As palavras dela ficaram a ecoar na minha cabeça durante dias. Será que era verdade? Será que me escondia atrás das roupas velhas porque achava que não merecia mais?

Na escola começaram os boatos: “A mãe da Matilde anda sempre mal vestida”, “Deve ser pobre”. Os pais das amigas começaram a afastar-se. A Matilde fechou-se ainda mais no seu mundo de redes sociais e selfies com filtros.

Uma noite ouvi-a chorar no quarto. Entrei devagarinho e sentei-me na cama dela.

— Filha… desculpa se te estou a magoar sem querer.

Ela abraçou-me com força:

— Eu só queria ser normal…

Chorámos juntas nessa noite. Pela primeira vez em anos senti-me próxima dela — mas também percebi o abismo entre nós.

No trabalho comecei a ouvir comentários:

— A tua filha anda sempre tão arranjada! Como consegues?

Sorria e encolhia os ombros. Ninguém sabia dos sacrifícios: das noites sem jantar para poder comprar-lhe aquele casaco; das horas extra; das contas por pagar.

Um dia recebi uma mensagem da diretora da escola: queriam falar comigo sobre o comportamento da Matilde. Fui lá cheia de medo.

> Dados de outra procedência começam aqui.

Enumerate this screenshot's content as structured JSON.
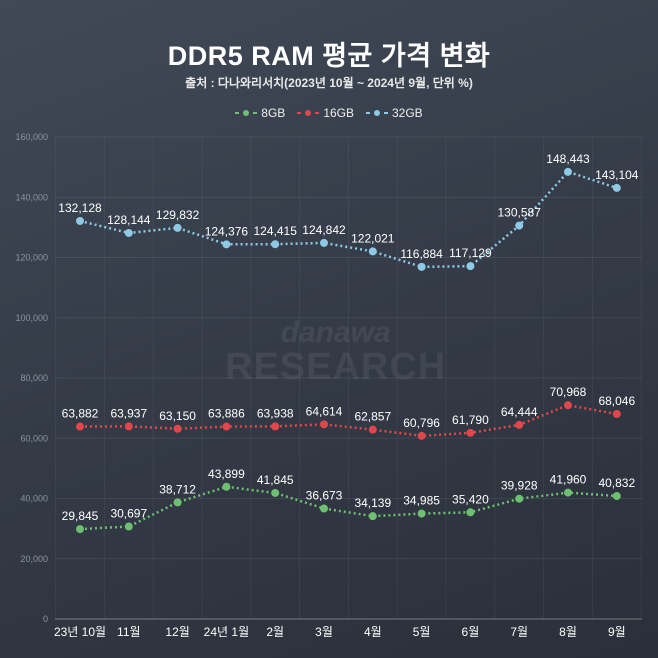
{
  "chart_data": {
    "type": "line",
    "title": "DDR5 RAM 평균 가격 변화",
    "subtitle": "출처 : 다나와리서치(2023년 10월 ~ 2024년 9월, 단위 %)",
    "categories": [
      "23년 10월",
      "11월",
      "12월",
      "24년 1월",
      "2월",
      "3월",
      "4월",
      "5월",
      "6월",
      "7월",
      "8월",
      "9월"
    ],
    "y_ticks": [
      "0",
      "20,000",
      "40,000",
      "60,000",
      "80,000",
      "100,000",
      "120,000",
      "140,000",
      "160,000"
    ],
    "ylim": [
      0,
      160000
    ],
    "grid": true,
    "legend_position": "top-center",
    "series": [
      {
        "name": "8GB",
        "color": "#6fbf73",
        "values": [
          29845,
          30697,
          38712,
          43899,
          41845,
          36673,
          34139,
          34985,
          35420,
          39928,
          41960,
          40832
        ],
        "labels": [
          "29,845",
          "30,697",
          "38,712",
          "43,899",
          "41,845",
          "36,673",
          "34,139",
          "34,985",
          "35,420",
          "39,928",
          "41,960",
          "40,832"
        ]
      },
      {
        "name": "16GB",
        "color": "#e0474c",
        "values": [
          63882,
          63937,
          63150,
          63886,
          63938,
          64614,
          62857,
          60796,
          61790,
          64444,
          70968,
          68046
        ],
        "labels": [
          "63,882",
          "63,937",
          "63,150",
          "63,886",
          "63,938",
          "64,614",
          "62,857",
          "60,796",
          "61,790",
          "64,444",
          "70,968",
          "68,046"
        ]
      },
      {
        "name": "32GB",
        "color": "#8ec9e6",
        "values": [
          132128,
          128144,
          129832,
          124376,
          124415,
          124842,
          122021,
          116884,
          117129,
          130587,
          148443,
          143104
        ],
        "labels": [
          "132,128",
          "128,144",
          "129,832",
          "124,376",
          "124,415",
          "124,842",
          "122,021",
          "116,884",
          "117,129",
          "130,587",
          "148,443",
          "143,104"
        ]
      }
    ],
    "watermark": [
      "danawa",
      "RESEARCH"
    ]
  }
}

— A sua filha tem tido dificuldades em integrar-se — disse-me a diretora. — Nota-se que está muito preocupada com a aparência e com o que os outros pensam dela.

Senti um nó na garganta:

— Eu só queria protegê-la…

A diretora olhou-me nos olhos:

— Às vezes proteger é ensinar a aceitar quem somos.

Saí da escola com lágrimas nos olhos. Pela primeira vez questionei tudo: teria sido melhor mostrar-lhe orgulho nas minhas origens? Ensinar-lhe a valorizar o esforço em vez das aparências?

Nessa noite sentei-me com ela à mesa da cozinha:

— Matilde… amanhã vais comigo à feira de Carcavelos.

Ela olhou para mim como se eu estivesse louca:

— Para quê?

— Para veres onde compro as minhas roupas. Para perceberes quem eu sou.

No dia seguinte andámos pelas bancas cheias de cores e cheiros intensos. Mostrei-lhe como escolher peças boas no meio do caos, como negociar preços, como rir dos pequenos azares do dia-a-dia.

No fim do dia comprámos duas camisolas iguais — uma para cada uma. Rimo-nos juntas pela primeira vez em muito tempo.

Na segunda-feira fui buscá-la à escola com a camisola nova da feira vestida. Ela saiu do portão com um sorriso tímido e deu-me um abraço apertado à frente de toda a gente.

Nesse momento percebi: talvez nunca consiga dar-lhe tudo o que sonhei. Mas posso dar-lhe orgulho nas nossas raízes, força para enfrentar os olhares dos outros e coragem para ser diferente.

Ainda hoje me pergunto: será que fiz bem? Será que sou mesmo uma má mãe por não conseguir dar-lhe tudo? Ou será que ser mãe é isto — errar, tentar outra vez e amar apesar de tudo?